Hati-Hati! Inilah Bahaya Main HP saat Lagi Ngecas
Menggunakan ponsel saat diisi daya dapat menyebabkan panas berlebih, merusak baterai, menurunkan kinerja, dan berisiko menyebabkan kejut listrik atau kebakaran. Sebaiknya hindari kebiasaan ini demi keamanan dan umur perangkat yang lebih panjang.
SUARAJATiMPOST.COM—Di era digital saat ini, ponsel telah menjadi bagian tak terpisahkan dari kehidupan sehari-hari. Banyak orang merasa sulit untuk berpisah dari perangkat ini, bahkan saat sedang mengisi daya. Tak jarang, ponsel tetap digunakan untuk bermain game, menonton video, atau menjelajahi media sosial meskipun sedang terhubung ke charger.
Kebiasaan ini dianggap wajar dan praktis, terutama ketika baterai hampir habis dan aktivitas harus tetap berjalan. Namun, di balik kemudahan tersebut, tersembunyi sejumlah risiko yang dapat membahayakan perangkat, bahkan membahayakan keselamatan pengguna.
Beberapa bahaya yang diakibatkan dari bermain HP cas:
1. Peningkatan Suhu yang Berisiko Merusak Perangkat
Menggunakan ponsel saat mengisi daya dapat menyebabkan peningkatan suhu. Saat aplikasi berat dijalankan bersamaan dengan proses pengisian, perangkat dipaksa bekerja dua kali lebih keras. Kombinasi ini menimbulkan panas berlebih yang bisa merusak komponen penting seperti prosesor, GPU, dan baterai. Panas yang terus-menerus tidak hanya membuat ponsel cepat rusak, tetapi juga mengganggu kenyamanan pengguna.
2. Kerusakan Baterai akibat Penggunaan Berlebih
Meski banyak ponsel kini dilengkapi fitur perlindungan overcharge, baterai tetap rentan jika digunakan secara aktif saat mengisi daya. Ponsel harus memberikan daya untuk dua hal sekaligus mengisi baterai dan menjalankan aplikasi. Ini membuat baterai cepat aus, kapasitasnya menurun, dan dalam jangka panjang, dapat memicu pembengkakan atau bahkan kerusakan permanen.

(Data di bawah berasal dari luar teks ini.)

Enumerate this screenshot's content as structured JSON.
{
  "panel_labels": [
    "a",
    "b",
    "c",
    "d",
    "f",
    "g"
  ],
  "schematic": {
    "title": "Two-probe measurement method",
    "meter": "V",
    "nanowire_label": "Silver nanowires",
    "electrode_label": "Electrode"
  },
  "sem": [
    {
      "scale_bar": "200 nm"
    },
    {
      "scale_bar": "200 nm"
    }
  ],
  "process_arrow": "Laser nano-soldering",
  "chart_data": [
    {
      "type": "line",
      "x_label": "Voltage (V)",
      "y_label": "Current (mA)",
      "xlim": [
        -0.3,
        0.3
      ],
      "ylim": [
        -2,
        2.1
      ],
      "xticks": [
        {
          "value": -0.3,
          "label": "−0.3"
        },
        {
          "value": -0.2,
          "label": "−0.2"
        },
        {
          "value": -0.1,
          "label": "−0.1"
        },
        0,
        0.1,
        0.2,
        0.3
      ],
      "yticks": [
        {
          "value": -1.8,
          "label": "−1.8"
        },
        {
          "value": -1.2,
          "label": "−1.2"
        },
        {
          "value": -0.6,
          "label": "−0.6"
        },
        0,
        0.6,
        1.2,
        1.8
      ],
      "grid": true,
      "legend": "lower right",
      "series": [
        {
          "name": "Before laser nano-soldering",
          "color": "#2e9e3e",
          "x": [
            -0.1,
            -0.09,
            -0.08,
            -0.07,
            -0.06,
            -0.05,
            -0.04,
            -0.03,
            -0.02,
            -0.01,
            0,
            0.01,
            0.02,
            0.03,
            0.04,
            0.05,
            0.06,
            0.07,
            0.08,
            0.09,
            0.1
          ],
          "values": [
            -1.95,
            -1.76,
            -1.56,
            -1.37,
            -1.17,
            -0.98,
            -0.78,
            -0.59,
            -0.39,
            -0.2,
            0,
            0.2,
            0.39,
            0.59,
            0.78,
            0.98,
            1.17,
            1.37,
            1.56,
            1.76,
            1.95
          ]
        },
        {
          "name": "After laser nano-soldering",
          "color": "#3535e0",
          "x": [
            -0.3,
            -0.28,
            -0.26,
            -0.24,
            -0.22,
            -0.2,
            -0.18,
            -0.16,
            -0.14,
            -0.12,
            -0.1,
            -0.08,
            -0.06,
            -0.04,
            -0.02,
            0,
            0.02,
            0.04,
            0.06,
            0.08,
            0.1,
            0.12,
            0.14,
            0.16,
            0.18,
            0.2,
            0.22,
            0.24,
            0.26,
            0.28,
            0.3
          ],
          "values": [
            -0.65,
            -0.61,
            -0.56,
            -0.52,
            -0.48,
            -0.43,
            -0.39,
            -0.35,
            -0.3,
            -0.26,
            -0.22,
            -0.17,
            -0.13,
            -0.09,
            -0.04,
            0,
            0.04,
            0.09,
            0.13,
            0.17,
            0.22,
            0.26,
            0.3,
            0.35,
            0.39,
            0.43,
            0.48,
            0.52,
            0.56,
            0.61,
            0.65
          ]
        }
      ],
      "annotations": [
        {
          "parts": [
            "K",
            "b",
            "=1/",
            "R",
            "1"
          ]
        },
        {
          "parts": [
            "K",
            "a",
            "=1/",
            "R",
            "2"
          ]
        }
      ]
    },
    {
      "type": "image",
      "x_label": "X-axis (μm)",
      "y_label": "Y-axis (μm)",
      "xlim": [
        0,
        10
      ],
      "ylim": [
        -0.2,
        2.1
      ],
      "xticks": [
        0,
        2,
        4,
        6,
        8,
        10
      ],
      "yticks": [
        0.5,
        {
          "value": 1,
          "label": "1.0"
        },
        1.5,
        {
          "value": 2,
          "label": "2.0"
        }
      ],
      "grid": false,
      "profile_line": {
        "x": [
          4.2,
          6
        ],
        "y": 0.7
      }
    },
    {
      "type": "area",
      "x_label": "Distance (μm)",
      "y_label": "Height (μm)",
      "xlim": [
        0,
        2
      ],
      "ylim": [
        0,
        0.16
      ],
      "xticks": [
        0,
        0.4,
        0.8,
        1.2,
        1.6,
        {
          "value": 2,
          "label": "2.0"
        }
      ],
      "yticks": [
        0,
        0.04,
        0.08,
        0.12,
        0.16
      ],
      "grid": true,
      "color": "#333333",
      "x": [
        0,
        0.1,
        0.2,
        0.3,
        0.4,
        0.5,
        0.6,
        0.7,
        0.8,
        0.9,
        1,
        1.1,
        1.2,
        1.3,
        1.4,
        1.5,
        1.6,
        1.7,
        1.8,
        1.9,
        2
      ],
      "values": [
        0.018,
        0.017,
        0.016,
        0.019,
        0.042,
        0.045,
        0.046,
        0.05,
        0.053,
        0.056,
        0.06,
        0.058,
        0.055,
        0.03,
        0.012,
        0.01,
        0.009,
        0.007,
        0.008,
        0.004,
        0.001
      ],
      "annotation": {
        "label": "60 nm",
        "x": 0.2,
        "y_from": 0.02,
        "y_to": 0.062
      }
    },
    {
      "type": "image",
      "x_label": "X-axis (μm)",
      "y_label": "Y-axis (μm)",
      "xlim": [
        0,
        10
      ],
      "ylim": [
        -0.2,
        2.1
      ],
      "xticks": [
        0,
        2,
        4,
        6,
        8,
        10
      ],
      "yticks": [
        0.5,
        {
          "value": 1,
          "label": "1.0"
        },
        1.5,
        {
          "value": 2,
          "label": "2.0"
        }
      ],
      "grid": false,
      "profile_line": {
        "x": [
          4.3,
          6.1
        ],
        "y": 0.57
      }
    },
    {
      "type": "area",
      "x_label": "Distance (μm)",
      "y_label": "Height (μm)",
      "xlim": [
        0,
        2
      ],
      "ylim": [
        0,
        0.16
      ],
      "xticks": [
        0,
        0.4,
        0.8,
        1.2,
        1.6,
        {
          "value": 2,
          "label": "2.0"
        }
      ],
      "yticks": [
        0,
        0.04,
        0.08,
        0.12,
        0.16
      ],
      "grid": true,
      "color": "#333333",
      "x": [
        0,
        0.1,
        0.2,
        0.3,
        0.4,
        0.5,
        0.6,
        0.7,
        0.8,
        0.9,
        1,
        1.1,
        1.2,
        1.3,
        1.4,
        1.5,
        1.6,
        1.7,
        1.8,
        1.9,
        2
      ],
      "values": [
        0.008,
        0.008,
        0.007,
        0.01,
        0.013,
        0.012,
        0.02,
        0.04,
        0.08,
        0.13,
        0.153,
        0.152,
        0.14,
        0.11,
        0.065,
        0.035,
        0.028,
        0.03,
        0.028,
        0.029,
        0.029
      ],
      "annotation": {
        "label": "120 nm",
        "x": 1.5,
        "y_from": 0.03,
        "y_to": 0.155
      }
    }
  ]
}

3. Risiko Kejut Listrik dan Bahaya Kebakaran
Menggunakan ponsel yang sedang diisi daya meningkatkan risiko kejut listrik, apalagi jika kabel atau charger mengalami kerusakan. Hal ini bisa lebih berbahaya jika digunakan di area lembap seperti dapur atau kamar mandi. Dalam kondisi ekstrem, ketidakstabilan listrik bisa memicu korsleting yang menyebabkan kebakaran atau ledakan pada perangkat.
4. Dampak Negatif pada Otak dan Telinga
Ketika ponsel tersambung ke aliran listrik, sinyal yang dipancarkan bisa menjadi tidak stabil. Jika digunakan untuk menelepon atau mendengarkan musik dengan earphone dalam kondisi ini, gelombang elektromagnetik yang dipancarkan bisa memberi dampak negatif pada otak dan telinga dalam jangka panjang. Meskipun belum ada bukti ilmiah yang sepenuhnya menyimpulkan hal ini, potensi risikonya tetap perlu diwaspadai.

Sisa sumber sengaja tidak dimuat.